Split wide open: On the AIADMK, Tamil Nadu politics

SMW Media Team
6 Min Read

The AIADMK, Dravidian politics’ formidable fortress for over five decades, now resembles a house with its doors blown off. Just two weeks after a disastrous third-place finish in the Tamil Nadu Assembly elections, the party is battling an existential civil war.

As veteran leaders quit in despair and rival camps battle for control of party offices, the question haunting the two-leaves symbol is no longer “Who will lead?” but “Will it survive?”

The anatomy of a collapse

The AIADMK managed only 47 seats in the April 23 polls, slipping from 66 in 2021 to a humiliating third position behind the ruling TVK and the DMK . It lost the Leader of the Opposition status for the first time in decades.

But defeat is not the same as disintegration. What followed the loss has been brutal.

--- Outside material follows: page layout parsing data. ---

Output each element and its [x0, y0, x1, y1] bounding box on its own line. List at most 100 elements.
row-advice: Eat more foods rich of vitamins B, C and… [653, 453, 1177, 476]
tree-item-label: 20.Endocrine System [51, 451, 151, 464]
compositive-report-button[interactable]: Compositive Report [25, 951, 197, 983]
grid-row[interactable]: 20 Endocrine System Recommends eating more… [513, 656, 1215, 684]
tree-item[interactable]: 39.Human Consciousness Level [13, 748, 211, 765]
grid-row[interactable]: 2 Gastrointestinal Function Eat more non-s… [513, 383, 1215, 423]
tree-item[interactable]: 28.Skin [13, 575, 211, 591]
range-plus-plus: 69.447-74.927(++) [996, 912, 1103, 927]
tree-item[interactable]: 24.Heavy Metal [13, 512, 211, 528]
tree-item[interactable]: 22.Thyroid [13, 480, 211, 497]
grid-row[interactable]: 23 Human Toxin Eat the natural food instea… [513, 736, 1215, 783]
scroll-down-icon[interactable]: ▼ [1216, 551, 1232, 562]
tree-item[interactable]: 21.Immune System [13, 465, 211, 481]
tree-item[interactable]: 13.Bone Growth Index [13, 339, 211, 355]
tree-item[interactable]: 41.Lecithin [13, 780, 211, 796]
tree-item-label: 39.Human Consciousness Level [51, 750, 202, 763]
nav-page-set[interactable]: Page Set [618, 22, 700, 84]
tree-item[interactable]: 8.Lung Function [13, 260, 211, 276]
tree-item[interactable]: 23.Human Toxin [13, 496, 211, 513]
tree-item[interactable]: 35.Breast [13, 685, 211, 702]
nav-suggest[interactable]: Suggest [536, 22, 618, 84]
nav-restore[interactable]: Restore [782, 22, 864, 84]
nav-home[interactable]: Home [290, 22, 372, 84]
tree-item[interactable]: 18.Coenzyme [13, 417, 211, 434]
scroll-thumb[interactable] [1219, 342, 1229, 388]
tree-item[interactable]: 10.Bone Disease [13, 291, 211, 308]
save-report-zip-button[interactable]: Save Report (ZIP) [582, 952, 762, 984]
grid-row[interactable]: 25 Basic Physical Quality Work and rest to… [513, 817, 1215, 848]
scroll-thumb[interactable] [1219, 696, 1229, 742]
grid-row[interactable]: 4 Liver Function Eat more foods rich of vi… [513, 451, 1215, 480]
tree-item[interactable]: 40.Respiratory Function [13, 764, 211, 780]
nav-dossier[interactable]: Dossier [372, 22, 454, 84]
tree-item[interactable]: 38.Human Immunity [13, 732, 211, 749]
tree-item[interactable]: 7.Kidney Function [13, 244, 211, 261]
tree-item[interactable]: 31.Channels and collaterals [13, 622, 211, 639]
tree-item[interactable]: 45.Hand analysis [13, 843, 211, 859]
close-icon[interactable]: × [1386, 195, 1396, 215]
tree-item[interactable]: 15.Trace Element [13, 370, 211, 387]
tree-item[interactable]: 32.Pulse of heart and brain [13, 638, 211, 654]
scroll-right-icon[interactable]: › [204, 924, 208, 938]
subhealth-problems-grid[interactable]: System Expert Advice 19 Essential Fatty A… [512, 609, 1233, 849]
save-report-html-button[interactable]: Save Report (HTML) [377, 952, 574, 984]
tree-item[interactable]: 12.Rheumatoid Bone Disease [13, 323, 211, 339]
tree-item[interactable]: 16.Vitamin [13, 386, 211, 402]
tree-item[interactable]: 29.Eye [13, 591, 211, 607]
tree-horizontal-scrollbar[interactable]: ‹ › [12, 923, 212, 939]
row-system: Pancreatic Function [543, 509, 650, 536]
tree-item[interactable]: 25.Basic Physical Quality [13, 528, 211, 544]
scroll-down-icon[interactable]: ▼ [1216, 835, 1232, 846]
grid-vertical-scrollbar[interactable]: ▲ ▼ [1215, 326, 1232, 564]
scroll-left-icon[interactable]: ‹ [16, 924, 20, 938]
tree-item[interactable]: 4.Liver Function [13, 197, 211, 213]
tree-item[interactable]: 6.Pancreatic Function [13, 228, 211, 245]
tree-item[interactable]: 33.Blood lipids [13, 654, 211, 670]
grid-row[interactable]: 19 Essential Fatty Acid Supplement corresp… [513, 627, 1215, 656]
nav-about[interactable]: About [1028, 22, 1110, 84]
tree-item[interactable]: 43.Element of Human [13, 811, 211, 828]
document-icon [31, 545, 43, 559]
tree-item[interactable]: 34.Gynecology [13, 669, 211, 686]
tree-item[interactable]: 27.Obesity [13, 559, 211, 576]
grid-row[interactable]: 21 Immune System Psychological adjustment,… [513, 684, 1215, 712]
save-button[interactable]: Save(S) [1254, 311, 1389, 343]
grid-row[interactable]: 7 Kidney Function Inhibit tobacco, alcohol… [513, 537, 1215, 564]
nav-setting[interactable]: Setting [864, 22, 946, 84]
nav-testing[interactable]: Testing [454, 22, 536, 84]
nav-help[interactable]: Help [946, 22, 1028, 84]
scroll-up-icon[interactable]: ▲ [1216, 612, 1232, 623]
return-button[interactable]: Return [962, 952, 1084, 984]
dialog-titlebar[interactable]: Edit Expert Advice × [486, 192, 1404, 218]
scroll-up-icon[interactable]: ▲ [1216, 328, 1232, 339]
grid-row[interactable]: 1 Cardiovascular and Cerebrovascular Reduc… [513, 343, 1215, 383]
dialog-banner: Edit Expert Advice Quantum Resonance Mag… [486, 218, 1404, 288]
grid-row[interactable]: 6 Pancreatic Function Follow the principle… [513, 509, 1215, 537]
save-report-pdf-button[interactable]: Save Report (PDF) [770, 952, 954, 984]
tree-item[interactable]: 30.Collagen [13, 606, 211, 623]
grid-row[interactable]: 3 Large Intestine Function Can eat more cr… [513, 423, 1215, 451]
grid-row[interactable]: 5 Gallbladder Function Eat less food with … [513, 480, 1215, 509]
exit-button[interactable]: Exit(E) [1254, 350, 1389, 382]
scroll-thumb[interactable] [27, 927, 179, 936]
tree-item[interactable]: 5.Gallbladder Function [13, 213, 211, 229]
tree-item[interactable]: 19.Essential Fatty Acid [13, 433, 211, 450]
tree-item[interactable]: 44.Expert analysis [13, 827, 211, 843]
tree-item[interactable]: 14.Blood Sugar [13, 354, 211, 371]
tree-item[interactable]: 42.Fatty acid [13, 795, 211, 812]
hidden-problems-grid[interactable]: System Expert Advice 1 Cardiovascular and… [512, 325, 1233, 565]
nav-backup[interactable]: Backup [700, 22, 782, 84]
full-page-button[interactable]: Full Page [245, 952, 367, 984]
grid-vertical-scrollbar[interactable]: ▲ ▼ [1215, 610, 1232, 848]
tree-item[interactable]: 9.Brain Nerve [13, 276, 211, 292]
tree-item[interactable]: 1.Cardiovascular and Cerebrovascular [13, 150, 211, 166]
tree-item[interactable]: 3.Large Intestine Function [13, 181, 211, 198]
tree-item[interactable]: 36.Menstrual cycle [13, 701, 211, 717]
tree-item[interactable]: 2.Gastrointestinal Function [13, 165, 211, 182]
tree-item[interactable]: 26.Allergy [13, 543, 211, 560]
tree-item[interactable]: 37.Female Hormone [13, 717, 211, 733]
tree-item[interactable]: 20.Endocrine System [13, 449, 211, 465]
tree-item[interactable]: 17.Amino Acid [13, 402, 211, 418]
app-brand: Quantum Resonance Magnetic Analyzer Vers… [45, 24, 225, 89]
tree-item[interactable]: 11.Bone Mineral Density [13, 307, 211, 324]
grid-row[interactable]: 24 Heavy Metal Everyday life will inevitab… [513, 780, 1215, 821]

A faction led by former ministers S.P. Velumani and C.Ve. Shanmugam—controlling roughly 25 of the 47 MLAs—has openly revolted against party general secretary Edappadi K. Palaniswami (EPS) . Their crime in EPS’s eyes: defying the party whip and backing Chief Minister C. Joseph Vijay’s TVK government during the May 13 floor test.

Their justification: survival. “Remaining in the Opposition for another five years would neither help the public nor revive the party,” a rebel leader argued .

A rebellion funded and strategized

This is not a spontaneous emotional outburst. The rebellion has been quietly engineered over months.

Behind-the-scenes broker Leema Rose Martin, wife of lottery baron Santiago Martin and a recent AIADMK entrant, is alleged to have built the bridge between the rebel camp and the TVK . Her son-in-law, Aadhav Arjuna, is a key strategist and minister in Vijay’s cabinet.

Financial inducements have also been alleged. Multiple sources claim legislators crossing over were promised—and have received—substantial payouts, though these allegations remain unverified .

The grassroots war

The split is not just in the Assembly. It has flooded onto the streets.

Party offices in Villupuram, Cuddalore, Pudukkottai, Karur, and most recently Dindigul have been locked or placed under police guard as supporters of EPS and the Velumani-Shanmugam faction clash for control .

In Dindigul, two former ministers—Natham Viswanathan (backing rebels) and Dindigul Srinivasan (loyal to EPS)—are now bitter rivals, their supporters prevented from entering the district office by police barricades .

The emotional toll: Semmalai’s exit

The crisis has deeply wounded the party’s old guard. Veteran leader and former minister S. Semmalai resigned on May 18, his letter dripping with anguish .

“Is this the fate of the movement created by Puratchi Thalaivar M.G. Ramachandran and protected by Puratchi Thalaivi Amma (Jayalalithaa)?” he wrote .

Semmalai, who had been sidelined after Jayalalithaa’s death but remained loyal, said the present circumstances no longer allowed him to continue. “My heart is deeply pained,” he added .

How EPS lost control

Political analysts point to five fatal errors by EPS :

  1. No narrative – While Vijay promised “Maatrum” (change), EPS appealed for votes by reminding people he gave an “all-pass” during COVID.
  2. Misplaced priorities – He spent more energy neutralizing rivals (OPS, Sasikala) than building a winning coalition.
  3. BJP baggage – Allowing the alliance with BJP let the DMK paint AIADMK as Delhi’s slave.
  4. Caste politics – EPS banked on Gounder, Vanniyar, and Thevar votes while the youth voted without caste lenses.
  5. Mixed signals on Vijay – First soft, then hostile – confusing cadres and voters.

Can the split be mended?

It looks unlikely. The Velumani-Shanmugam camp is now collecting signatures from general council members, demanding an emergency meeting to unseat EPS . They claim over 1,000 signatures already.

EPS, meanwhile, has petitioned the Speaker to disqualify the 25 rebel MLAs under the anti-defection law and threatened to move court if action is not taken within three months .

But even if disqualification happens, the damage is done. The AIADMK is now a party fighting itself while a new rival—Vijay’s TVK—has already occupied the political space MGR once owned.

What remains of the two leaves?

The irony is brutal. For nearly a decade after Jayalalithaa’s death, EPS kept the party intact against all odds—surviving challenges from OPS, Sasikala, Dhinakaran, and even the BJP’s expansionist ambitions .

But the 2026 defeat has done what rivals could not. The AIADMK, as Tamil Nadu knew it, appears to be over.

The split is no longer a possibility. It is a reality. And the two leaves may never grow on the same branch again.